What Nadella did after he took over was not particularly complicated, but it was exceptionally difficult. I wrote in 2018’s The End of Windows:

The story of how Microsoft came to accept the reality of Windows’ decline is more interesting than the fact of Windows’ decline; this is how CEO Satya Nadella convinced the company to accept the obvious.

I then documented a few seminal decisions made to demote windows, including releasing Office on iPad as soon as he took over, explicitly re-orienting Microsoft around services instead of devices, isolating the Windows organization from the rest of the company, killing Windows Phone, and finally, in the decision that prompted that Article, splitting up Windows itself. Microsoft was finally, not just strategically but also organizationally, a services company centered on Azure and Office; yes, Windows existed, and still served a purpose, but it didn’t call the shots for the rest of Microsoft’s products.

And yet, here I am in May 2024, celebrating a Windows event!
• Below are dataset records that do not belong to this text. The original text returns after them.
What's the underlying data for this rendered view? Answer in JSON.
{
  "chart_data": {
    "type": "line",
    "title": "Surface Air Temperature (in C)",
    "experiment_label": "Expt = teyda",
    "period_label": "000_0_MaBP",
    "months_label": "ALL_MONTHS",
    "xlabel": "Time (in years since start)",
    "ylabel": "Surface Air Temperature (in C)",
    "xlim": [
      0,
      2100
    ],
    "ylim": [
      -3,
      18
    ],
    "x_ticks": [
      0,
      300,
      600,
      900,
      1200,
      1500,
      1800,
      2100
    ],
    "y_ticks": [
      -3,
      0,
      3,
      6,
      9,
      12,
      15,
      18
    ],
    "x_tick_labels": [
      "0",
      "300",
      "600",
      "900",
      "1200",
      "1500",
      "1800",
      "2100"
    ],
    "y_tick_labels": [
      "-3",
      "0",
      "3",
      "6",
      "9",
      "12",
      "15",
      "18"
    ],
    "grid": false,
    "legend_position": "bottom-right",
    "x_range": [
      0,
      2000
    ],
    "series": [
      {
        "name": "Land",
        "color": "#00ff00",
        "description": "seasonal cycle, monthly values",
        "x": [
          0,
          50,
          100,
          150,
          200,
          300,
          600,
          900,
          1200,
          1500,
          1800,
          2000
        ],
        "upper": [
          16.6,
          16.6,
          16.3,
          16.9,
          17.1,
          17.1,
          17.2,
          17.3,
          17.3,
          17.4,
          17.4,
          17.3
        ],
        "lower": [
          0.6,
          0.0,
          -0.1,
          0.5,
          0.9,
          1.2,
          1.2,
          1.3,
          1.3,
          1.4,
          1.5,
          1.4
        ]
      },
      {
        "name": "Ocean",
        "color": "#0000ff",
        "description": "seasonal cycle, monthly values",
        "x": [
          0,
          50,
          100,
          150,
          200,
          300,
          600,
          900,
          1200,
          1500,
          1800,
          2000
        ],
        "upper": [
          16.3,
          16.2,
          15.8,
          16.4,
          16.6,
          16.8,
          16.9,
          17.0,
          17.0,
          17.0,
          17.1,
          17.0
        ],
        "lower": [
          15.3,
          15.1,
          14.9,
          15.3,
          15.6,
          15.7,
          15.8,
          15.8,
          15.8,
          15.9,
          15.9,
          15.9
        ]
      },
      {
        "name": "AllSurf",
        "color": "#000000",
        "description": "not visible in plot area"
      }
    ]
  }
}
That celebration, though, is not because Windows is differentiating the rest of Microsoft, but because the rest of Microsoft is now differentiating Windows. Nadella’s focus on AI and the company’s massive investments in compute are the real drivers of the business, and, going forward, are real potential drivers of Windows.

This is where the Walmart analogy is useful: McMillon needed to let e-commerce stand on its own and drive the development of a consumer-centric approach to commerce that depended on centralized tech-based solutions; only then could Walmart integrate its stores and online services into an omnichannel solution that makes the company the only realistic long-term rival to Amazon.

Nadella, similarly, needed to break up Windows and end Ballmer’s dreams of vertical domination so that the company could build a horizontal services business that, a few years later, could actually make Windows into a differentiated operating system that might, for the first time in years, actually drive new customer acquisition.